Tkachev Victor, Sorokin Maxim, Mescheryakov Artem, Simonov Alexander, Garazha Andrew, Buzdin Anton, Muchnik Ilya, Borisov Nicolas
Department of Bioinformatics and Molecular Networks, OmicsWay Corporation, Walnut, CA, United States.
Shemyakin-Ovchinnikov Institute of Bioorganic Chemistry, Moscow, Russia.
Front Genet. 2019 Jan 15;9:717. doi: 10.3389/fgene.2018.00717. eCollection 2018.
Here, we propose a heuristic technique of data trimming for SVM termed (), tailored for personalized predictions based on molecular data. This procedure can operate with high throughput genetic datasets like gene expression or mutation profiles. Its application prevents SVM from extrapolation by excluding non-informative features. FloWPS requires training on the data for the individuals with known clinical outcomes to create a clinically relevant classifier. The genetic profiles linked with the outcomes are broken as usual into the training and validation datasets. The unique property of FloWPS is that irrelevant features in dataset that don't have significant number of neighboring hits in the dataset are removed from further analyses. Next, similarly to the nearest neighbors (kNN) method, for each point of a dataset, FloWPS takes into account only the proximal points of the dataset. Thus, for every point of a dataset, the dataset is adjusted to form a . FloWPS performance was tested on ten gene expression datasets for 992 cancer patients either responding or not on the different types of chemotherapy. We experimentally confirmed by leave-one-out cross-validation that FloWPS enables to significantly increase quality of a classifier built based on the classical SVM in most of the applications, particularly for polynomial kernels.
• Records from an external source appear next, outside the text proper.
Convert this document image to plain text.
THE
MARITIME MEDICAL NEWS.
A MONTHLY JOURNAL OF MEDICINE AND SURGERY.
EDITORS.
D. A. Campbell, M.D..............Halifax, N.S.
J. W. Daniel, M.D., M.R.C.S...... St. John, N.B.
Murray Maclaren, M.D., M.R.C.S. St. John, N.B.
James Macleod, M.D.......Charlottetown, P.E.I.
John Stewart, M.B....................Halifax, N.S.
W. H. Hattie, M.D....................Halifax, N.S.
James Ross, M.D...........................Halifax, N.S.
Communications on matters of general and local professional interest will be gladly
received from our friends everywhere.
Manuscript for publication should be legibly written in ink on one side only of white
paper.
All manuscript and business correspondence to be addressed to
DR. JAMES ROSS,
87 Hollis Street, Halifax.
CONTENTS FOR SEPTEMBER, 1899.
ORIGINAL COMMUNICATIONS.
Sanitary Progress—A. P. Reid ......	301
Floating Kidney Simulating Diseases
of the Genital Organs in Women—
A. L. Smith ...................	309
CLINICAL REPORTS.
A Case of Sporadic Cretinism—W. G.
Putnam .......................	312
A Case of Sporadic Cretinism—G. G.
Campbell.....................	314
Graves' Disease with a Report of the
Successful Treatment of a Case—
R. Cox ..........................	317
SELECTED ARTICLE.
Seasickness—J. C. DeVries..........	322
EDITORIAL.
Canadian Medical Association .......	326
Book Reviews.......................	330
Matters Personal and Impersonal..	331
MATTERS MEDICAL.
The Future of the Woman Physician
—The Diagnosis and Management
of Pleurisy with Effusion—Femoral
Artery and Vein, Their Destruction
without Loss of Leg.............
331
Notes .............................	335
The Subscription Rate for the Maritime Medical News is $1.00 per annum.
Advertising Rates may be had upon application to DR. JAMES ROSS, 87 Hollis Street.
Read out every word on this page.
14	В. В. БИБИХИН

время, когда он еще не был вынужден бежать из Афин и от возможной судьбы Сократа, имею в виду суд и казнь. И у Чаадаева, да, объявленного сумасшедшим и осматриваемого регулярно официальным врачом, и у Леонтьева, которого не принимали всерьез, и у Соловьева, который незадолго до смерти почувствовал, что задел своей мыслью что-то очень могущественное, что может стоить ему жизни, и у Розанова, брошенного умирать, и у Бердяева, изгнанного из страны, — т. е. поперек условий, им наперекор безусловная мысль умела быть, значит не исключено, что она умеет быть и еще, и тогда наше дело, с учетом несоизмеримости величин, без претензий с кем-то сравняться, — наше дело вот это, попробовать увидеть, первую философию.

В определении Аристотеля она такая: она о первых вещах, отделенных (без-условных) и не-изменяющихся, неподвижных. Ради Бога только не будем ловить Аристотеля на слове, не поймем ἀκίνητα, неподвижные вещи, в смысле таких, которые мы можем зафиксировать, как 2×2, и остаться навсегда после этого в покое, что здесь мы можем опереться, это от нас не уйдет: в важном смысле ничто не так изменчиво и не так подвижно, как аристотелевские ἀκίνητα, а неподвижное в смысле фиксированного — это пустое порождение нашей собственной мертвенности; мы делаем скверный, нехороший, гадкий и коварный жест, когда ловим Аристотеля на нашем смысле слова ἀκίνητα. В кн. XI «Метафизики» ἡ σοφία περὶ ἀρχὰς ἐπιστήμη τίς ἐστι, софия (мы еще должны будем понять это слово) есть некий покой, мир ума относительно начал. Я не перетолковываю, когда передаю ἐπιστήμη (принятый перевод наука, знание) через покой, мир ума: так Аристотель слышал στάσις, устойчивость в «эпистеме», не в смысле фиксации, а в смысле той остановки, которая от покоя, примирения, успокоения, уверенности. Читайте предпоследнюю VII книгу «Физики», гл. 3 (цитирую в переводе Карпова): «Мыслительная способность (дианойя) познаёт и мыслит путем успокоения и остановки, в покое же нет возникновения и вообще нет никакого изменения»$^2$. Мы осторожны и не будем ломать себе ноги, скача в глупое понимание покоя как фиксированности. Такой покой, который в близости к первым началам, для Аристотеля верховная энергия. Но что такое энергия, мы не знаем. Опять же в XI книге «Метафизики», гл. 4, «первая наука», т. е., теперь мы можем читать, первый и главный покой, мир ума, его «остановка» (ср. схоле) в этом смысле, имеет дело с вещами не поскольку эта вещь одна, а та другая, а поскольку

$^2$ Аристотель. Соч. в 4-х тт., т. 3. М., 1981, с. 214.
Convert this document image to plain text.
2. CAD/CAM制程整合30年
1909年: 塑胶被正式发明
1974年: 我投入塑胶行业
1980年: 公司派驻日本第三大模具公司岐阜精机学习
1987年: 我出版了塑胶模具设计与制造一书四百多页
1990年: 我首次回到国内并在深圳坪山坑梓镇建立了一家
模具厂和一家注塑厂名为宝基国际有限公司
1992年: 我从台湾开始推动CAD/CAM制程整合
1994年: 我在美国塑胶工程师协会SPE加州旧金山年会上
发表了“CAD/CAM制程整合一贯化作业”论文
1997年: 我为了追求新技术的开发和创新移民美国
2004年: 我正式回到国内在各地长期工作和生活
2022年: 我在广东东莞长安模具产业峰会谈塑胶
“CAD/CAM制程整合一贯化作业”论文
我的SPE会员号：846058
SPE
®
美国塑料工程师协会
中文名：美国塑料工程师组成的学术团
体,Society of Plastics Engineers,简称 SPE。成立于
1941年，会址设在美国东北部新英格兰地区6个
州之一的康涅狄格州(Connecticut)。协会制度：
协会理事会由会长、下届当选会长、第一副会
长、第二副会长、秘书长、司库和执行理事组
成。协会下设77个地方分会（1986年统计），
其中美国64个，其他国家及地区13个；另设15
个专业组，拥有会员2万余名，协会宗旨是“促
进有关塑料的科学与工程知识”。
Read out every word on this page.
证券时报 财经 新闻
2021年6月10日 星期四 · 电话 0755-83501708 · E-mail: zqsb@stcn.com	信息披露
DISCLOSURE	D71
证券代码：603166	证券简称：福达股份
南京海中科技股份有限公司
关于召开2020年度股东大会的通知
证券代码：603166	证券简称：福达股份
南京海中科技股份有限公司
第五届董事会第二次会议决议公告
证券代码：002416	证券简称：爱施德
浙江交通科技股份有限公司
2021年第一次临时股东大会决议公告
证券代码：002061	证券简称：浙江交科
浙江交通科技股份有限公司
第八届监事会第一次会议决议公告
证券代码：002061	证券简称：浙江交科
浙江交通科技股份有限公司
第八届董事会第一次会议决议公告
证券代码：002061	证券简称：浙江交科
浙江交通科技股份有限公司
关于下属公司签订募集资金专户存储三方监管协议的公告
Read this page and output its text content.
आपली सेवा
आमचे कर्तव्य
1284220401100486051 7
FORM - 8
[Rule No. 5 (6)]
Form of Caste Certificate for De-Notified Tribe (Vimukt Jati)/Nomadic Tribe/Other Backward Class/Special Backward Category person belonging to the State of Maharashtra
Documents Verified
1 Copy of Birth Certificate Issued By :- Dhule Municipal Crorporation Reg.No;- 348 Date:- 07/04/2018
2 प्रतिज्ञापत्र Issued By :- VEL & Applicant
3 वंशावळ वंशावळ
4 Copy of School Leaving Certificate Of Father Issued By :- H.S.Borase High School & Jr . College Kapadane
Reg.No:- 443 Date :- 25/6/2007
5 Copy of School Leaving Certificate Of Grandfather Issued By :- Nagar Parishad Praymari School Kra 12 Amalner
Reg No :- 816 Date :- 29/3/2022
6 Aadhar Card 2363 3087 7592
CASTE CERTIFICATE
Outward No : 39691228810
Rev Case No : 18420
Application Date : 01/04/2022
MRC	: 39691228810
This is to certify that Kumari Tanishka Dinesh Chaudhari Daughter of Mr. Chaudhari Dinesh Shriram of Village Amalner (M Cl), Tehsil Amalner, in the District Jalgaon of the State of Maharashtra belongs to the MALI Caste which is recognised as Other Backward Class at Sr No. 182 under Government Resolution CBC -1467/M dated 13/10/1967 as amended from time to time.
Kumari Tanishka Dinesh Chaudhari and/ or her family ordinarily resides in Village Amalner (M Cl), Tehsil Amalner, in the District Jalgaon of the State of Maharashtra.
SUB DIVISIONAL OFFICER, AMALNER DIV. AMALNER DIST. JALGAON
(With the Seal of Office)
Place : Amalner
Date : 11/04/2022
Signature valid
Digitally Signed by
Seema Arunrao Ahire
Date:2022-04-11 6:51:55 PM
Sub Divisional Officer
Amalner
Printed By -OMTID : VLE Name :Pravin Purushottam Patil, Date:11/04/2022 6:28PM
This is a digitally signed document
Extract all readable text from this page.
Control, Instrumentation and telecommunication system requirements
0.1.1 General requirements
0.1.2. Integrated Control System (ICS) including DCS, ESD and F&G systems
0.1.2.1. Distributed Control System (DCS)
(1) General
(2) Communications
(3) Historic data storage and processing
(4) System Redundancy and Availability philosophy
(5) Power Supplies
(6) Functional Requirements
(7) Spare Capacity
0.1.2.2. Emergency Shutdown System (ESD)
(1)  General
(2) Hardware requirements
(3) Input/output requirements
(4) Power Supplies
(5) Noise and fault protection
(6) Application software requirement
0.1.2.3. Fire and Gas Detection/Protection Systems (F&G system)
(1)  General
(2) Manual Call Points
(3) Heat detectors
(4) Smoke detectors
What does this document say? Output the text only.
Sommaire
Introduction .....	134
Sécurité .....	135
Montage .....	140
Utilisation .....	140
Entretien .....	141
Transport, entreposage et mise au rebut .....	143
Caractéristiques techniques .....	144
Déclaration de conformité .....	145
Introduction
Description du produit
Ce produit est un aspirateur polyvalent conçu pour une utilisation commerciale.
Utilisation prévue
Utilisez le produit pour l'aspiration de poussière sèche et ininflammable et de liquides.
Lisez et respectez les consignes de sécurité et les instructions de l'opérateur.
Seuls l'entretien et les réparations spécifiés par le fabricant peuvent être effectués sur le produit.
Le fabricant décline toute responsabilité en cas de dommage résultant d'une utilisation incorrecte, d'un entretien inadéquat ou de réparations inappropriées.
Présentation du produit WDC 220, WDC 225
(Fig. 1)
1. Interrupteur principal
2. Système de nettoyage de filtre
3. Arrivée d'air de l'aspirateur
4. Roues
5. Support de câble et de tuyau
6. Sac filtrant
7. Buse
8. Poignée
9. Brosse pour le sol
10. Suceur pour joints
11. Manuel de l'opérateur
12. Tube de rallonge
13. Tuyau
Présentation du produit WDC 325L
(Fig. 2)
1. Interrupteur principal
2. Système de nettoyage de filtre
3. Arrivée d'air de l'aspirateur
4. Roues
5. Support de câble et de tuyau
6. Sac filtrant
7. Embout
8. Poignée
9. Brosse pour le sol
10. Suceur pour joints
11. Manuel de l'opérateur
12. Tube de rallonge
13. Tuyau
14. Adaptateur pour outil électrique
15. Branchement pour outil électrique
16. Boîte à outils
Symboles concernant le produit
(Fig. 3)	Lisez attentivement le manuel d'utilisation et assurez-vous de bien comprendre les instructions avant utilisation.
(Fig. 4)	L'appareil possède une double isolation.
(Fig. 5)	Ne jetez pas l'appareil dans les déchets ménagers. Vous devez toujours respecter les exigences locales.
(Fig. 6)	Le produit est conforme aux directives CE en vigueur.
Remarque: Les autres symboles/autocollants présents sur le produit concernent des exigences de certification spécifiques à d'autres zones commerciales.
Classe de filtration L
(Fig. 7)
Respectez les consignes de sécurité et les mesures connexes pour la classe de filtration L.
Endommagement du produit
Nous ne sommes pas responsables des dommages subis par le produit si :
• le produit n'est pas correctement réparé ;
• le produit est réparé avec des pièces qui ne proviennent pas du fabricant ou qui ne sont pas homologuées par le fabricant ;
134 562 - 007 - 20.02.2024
在此,我们提出一种用于支持向量机(SVM)的数据修剪启发式技术,称为(),它是为基于分子数据的个性化预测量身定制的。此过程可处理高通量遗传数据集,如基因表达或突变谱。其应用通过排除无信息特征来防止支持向量机进行外推。FloWPS 需要对具有已知临床结果的个体的数据进行训练,以创建一个与临床相关的分类器。与结果相关的遗传谱通常会被分为训练数据集和验证数据集。FloWPS 的独特之处在于,从进一步分析中移除了数据集中在数据集中没有大量相邻命中数的无关特征。接下来,与最近邻(kNN)方法类似,对于数据集的每个点,FloWPS 仅考虑数据集的近端点。因此,对于数据集的每个点,数据集会进行调整以形成一个。在针对 992 名癌症患者的十个基因表达数据集上测试了 FloWPS 的性能,这些患者对不同类型的化疗有反应或无反应。我们通过留一法交叉验证实验证实,在大多数应用中,特别是对于多项式核,FloWPS 能够显著提高基于经典支持向量机构建的分类器的质量。